Stai a vedere che i grillini avevano ragione sulla lotta alla corruzione. Questo quanto emerge dall’ultimo report, relativo al triennio 2016-2019, con cui il presidente dell’Authority Raffaele Cantone, per la prima volta, vede la luce in fondo al tunnel del malaffare. A suo parere quello che emerge è “un quadro preoccupante ma non devastante. È un fenomeno (la corruzione, ndr) che può essere ridimensionato e riportato ai binari fisiologici di una normale burocrazia”.
Basterebbe questo per far capire come la musica sia cambiata con l’avvento dei pentastellati eppure nelle parole del presidente Anac c’è molto di più, infatti, negli ultimi anni si sta affermando una “corruzione pulviscolare” dove “il funzionario si accontenta di farsi pulire il giardino” piuttosto che chiedere la Luna come accadeva ai tempi di Tangentopoli. Si tratta di una “corruzione diversa anni luce” da quella degli anni ‘90 perché quella odierna si basa su piccole mazzette che per Cantone possono essere “aggredite sia con misure repressive che con quelle preventive”.
Ma c’è di più perché a chi gli chiedeva un parere sull’aumento delle pene contro gli evasori fiscali, ossia la misura preannunciata dal premier Giuseppe Conte e dal ministro degli Esteri Luigi Di Maio, ha tagliato corto spiegando che: “È giusto dare un segnale contro l’evasione, che è strettamente legata alla corruzione e che è un danno per tutti. Va bene inasprire le pene ma non è solo con le manette che si vince l’evasione, così come la corruzione”.
ADDIO MAZZETTE. Insomma per il Paese, la situazione sembra migliorare. Eppure il report è tutt’altro che generoso perché dimostra come la strada intrapresa sia quella giusta anche se il lavoro da fare resta ancora tanto. Negli ultimi tre anni, infatti, sono stati 117 gli arresti per corruzione. Calcoli alla mano si tratta del non invidiabile risultato di un caso a settimana. Ma le recenti innovazioni nella lotta a questo spiacevole fenomeno, unite alle frequenti operazioni della Finanza, hanno portato a quella che l’Anac definisce la “smaterializzazione della tangente”.

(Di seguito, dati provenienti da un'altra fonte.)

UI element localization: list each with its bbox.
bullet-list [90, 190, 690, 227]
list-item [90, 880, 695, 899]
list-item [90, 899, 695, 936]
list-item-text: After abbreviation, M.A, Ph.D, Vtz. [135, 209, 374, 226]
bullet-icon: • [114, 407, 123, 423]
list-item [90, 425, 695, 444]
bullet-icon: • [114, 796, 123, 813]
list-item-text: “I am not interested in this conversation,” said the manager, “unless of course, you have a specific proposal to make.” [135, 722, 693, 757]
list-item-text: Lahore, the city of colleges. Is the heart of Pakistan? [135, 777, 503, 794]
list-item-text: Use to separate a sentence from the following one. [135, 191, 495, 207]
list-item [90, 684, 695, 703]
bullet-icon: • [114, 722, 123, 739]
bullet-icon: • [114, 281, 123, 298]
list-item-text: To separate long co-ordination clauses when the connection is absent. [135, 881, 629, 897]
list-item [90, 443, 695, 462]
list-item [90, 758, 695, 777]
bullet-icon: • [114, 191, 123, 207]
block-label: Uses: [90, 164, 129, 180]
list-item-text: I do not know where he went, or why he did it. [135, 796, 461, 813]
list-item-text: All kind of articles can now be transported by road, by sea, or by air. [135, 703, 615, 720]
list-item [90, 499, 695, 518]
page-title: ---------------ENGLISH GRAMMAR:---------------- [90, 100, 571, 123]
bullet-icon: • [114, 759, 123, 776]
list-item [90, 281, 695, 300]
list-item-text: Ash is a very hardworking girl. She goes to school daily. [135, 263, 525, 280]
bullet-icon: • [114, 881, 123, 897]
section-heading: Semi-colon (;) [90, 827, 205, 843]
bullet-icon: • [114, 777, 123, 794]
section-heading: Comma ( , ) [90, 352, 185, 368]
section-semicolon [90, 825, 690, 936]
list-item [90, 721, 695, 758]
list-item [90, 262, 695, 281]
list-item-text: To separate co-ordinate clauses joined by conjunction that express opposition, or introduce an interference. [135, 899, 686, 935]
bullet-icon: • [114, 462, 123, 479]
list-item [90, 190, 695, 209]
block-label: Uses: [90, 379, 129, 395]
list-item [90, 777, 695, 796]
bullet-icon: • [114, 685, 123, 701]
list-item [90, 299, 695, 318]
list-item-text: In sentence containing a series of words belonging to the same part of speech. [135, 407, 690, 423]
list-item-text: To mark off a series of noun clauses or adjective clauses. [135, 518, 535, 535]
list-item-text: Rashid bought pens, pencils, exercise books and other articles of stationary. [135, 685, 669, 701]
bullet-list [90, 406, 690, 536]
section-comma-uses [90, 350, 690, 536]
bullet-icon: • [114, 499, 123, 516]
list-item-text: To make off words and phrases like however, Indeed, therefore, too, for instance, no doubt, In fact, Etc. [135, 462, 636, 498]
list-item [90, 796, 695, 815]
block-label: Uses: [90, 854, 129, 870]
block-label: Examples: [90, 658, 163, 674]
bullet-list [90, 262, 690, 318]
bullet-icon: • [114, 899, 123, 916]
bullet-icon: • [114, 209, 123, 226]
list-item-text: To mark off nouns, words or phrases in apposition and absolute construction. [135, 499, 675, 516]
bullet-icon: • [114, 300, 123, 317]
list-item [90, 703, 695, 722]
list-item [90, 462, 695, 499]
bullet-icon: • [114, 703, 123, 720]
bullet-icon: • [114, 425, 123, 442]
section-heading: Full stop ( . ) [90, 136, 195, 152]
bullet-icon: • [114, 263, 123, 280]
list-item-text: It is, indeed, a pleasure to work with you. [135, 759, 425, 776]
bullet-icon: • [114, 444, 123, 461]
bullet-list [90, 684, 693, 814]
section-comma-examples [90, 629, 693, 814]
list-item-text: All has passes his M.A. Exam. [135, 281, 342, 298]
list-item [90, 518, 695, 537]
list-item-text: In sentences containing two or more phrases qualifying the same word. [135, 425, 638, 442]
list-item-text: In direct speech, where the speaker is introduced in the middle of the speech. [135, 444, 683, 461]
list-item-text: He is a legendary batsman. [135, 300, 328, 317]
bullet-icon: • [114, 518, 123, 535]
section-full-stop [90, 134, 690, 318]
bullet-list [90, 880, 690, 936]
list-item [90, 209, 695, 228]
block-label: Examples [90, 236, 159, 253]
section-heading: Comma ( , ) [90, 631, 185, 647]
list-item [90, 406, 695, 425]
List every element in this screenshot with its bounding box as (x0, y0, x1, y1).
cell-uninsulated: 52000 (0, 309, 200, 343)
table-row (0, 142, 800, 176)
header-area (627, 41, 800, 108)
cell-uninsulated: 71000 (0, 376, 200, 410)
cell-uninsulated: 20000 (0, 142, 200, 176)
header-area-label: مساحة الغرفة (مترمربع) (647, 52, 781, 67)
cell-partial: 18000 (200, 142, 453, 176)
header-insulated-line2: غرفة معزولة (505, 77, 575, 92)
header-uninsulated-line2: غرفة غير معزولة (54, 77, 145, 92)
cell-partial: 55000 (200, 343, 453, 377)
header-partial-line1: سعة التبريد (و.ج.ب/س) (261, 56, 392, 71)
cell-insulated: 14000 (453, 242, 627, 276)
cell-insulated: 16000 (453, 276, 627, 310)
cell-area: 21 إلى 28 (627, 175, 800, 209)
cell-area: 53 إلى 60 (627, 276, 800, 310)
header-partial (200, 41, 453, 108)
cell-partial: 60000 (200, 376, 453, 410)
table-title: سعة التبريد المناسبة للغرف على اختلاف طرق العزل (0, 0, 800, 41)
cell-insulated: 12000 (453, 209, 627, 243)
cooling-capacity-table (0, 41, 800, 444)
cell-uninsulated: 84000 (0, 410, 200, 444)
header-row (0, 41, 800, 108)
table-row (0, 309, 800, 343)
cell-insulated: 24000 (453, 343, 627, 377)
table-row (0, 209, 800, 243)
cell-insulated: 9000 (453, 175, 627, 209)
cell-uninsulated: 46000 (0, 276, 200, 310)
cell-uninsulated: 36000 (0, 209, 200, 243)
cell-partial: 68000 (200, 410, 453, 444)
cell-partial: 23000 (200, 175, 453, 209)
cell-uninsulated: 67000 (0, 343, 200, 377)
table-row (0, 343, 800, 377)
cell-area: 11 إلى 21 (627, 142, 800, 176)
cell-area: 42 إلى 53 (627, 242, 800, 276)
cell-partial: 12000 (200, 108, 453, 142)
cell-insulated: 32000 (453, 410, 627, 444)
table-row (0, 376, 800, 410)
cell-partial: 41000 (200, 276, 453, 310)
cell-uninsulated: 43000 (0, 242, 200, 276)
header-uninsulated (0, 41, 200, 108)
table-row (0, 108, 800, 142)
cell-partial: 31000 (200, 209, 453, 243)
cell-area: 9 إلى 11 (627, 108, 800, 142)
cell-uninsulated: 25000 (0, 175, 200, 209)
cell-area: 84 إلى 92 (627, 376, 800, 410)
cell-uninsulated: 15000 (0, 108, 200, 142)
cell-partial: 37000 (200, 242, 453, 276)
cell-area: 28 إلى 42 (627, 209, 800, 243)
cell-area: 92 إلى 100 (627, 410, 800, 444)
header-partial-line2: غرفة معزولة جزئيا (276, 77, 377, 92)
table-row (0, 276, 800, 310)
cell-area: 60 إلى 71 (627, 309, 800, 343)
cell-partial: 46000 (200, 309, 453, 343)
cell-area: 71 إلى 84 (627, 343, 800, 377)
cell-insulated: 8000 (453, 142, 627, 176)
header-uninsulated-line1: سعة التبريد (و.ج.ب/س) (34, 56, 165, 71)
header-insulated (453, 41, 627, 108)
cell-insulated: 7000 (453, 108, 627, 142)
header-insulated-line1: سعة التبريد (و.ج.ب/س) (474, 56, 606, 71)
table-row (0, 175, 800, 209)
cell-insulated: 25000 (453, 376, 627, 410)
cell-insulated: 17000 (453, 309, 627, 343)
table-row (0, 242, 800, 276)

In altre parole alle classiche mazzette, tutt’ora il metodo più usato e che è risultato ricorrere nel 48% dei casi presi in esame, sono in forte calo per le difficoltà “di occultamento delle somme illecitamente percepite”. Al loro posto, nel 13% degli episodi analizzati, i corrotti hanno preferito chiedere e ottenere l’assunzione di coniugi, congiunti o soggetti da loro indicati. Un altro sistema di pagamento che si sta imponendo al posto delle tangenti è quello dell’assegnazione di prestazioni professionali (11%), specialmente sotto forma di consulenze, spesso conferite a persone riconducibili al corrotto o in ogni caso a soggetti compiacenti. Sostanzialmente stabili, invece, le regalie che sono presenti nel 7% dei casi esaminati.
DATI ALLARMANTI. Proprio come ribadito più volte dal Movimento, di passi in avanti ne sono stati fatti tanti ma la guerra non è ancora finita. Ed effettivamente non si può dar loro torto perché dall’analisi dell’Anac emerge come la maggior criticità resta quella dei bandi pubblici. Dei 117 casi presi in esame, 61 riguardano le gare d’appalto assestandosi sul 40% del totale. A seguire, con solo 20 episodi rilevati (pari al 18%), ci sono gli affidamenti diretti. Ben più allarmante è il dato della Sicilia che conta 28 casi, appena uno in meno di tutte le regioni del Nord unite.